Homme plantant un jeune arbre dans le désert avec une grande plantation d’arbres en arrière-plan.

Les vitres du car s’embuèrent tandis que l’aube glissait sur la Mongolie intérieure, une lumière rose pâle étirée sur un décor presque post‑apocalyptique. D’un côté, des dunes ondulaient jusqu’à l’horizon, entaillées par les silhouettes fantomatiques de peupliers morts, réduits à des squelettes. De l’autre, une bande de vert surgissait, brutale et inattendue : de jeunes arbres plantés au cordeau, chacun emmailloté de plastique, comme un malade tout juste sorti du bloc.

Le chauffeur ralentit, avec une pointe de fierté. « Tout neuf », dit‑il en montrant ces plants qui avancent dans la poussière. « On arrête le sable. »

Entre cette fierté discrète et le silence des arbres qui meurent derrière nous, l’histoire réelle du pari chinois du milliard d’arbres semble flotter dans l’air.

Et personne ne s’accorde sur la façon dont tout cela finira.

Quand un désert verdit… sur le papier

Vu de l’espace, le nord de la Chine ressemble à un prodige en train de se faire. Les images satellites montrent une ceinture jaune pâle, progressivement bordée de vert : des forêts et des brise‑vent s’étirent comme des rubans le long des déserts qui avancent, du Gobi et au‑delà.
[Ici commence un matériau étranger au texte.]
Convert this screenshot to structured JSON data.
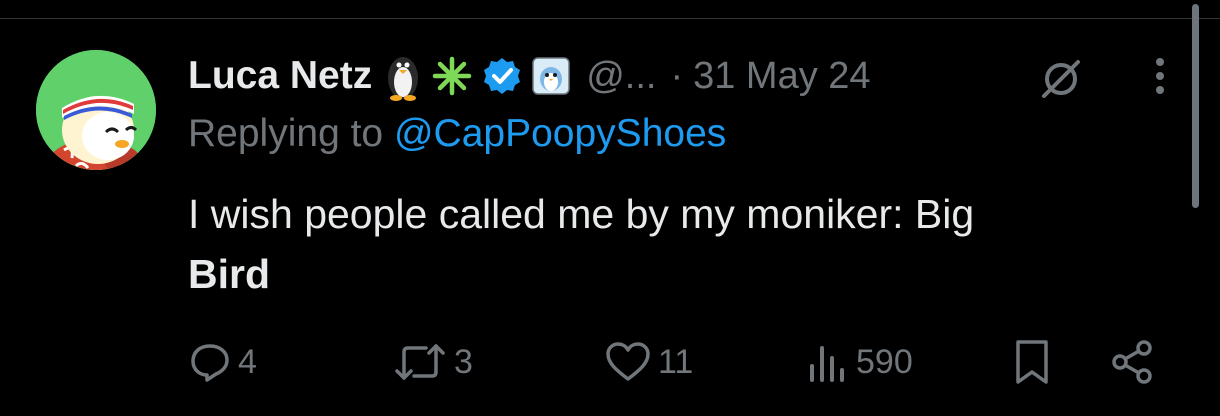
{
  "tweet": {
    "author_name": "Luca Netz",
    "handle": "@...",
    "separator": "·",
    "date": "31 May 24",
    "replying_prefix": "Replying to",
    "replying_to": "@CapPoopyShoes",
    "body_main": "I wish people called me by my moniker: Big",
    "body_bold": "Bird",
    "badges": [
      "penguin-emoji",
      "green-asterisk-emoji",
      "verified-badge",
      "penguin-affiliate-badge"
    ]
  },
  "actions": {
    "replies": "4",
    "reposts": "3",
    "likes": "11",
    "views": "590"
  },
  "colors": {
    "background": "#000000",
    "text": "#e7e9ea",
    "muted": "#71767b",
    "accent": "#1d9bf0",
    "avatar_bg": "#5fd06a"
  }
}
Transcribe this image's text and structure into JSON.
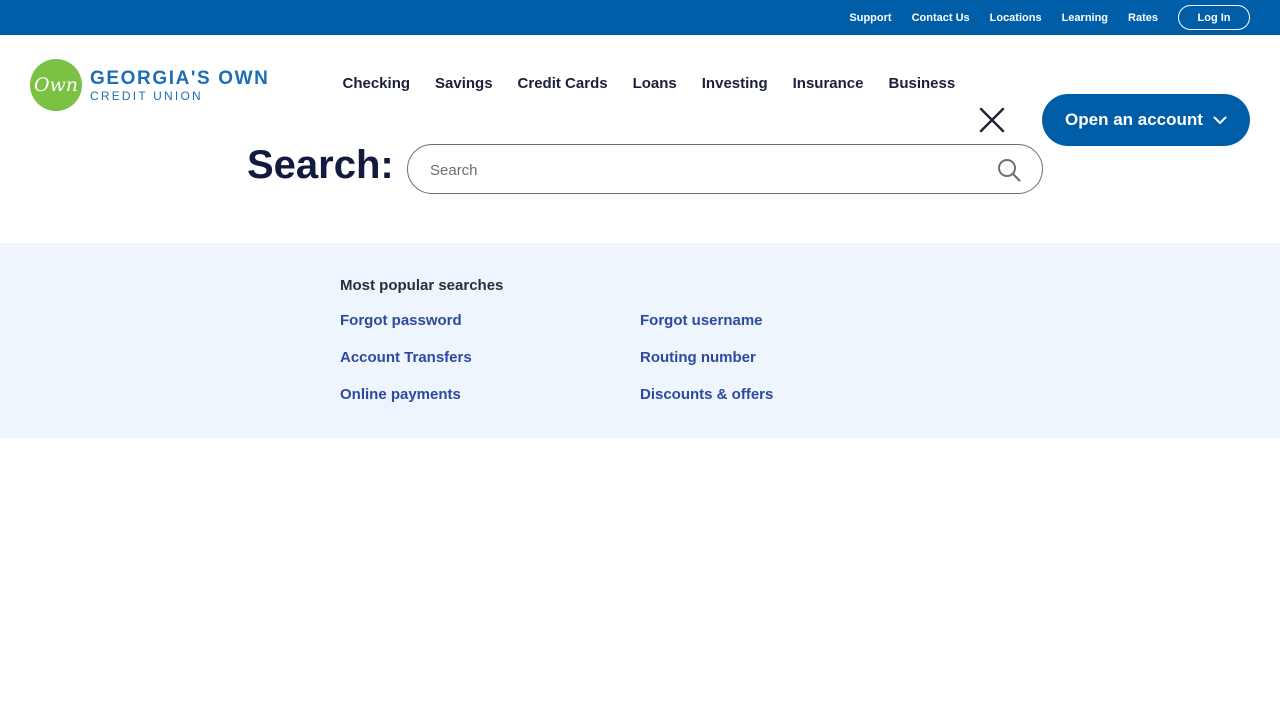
{
  "utility_nav": {
    "links": [
      "Support",
      "Contact Us",
      "Locations",
      "Learning",
      "Rates"
    ],
    "login_label": "Log In"
  },
  "brand": {
    "logo_mark": "Own",
    "name_line1": "GEORGIA'S OWN",
    "name_line2": "CREDIT UNION",
    "green": "#7bc144",
    "blue": "#005da8"
  },
  "main_nav": {
    "items": [
      "Checking",
      "Savings",
      "Credit Cards",
      "Loans",
      "Investing",
      "Insurance",
      "Business"
    ],
    "close_icon": "close-icon",
    "open_account_label": "Open an account"
  },
  "search": {
    "heading": "Search:",
    "placeholder": "Search",
    "value": "",
    "icon": "search-icon"
  },
  "popular": {
    "title": "Most popular searches",
    "left": [
      "Forgot password",
      "Account Transfers",
      "Online payments"
    ],
    "right": [
      "Forgot username",
      "Routing number",
      "Discounts & offers"
    ],
    "background": "#eef5fc",
    "link_color": "#2d49a0"
  }
}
Les dirigeants chinois aiment appeler cet ensemble la « Grande Muraille verte », une barrière vivante longue de milliers de kilomètres.

Sur place, le récit est nettement moins propre. Certaines zones près de Pékin, comme des secteurs de la Mongolie intérieure, paraissent indéniablement métamorphosées : moins de tempêtes de sable, davantage d’arbustes et d’arbres, des champs qui ne se font plus avaler par les dunes du jour au lendemain. Des habitants racontent qu’au printemps, ils peuvent de nouveau étendre le linge dehors.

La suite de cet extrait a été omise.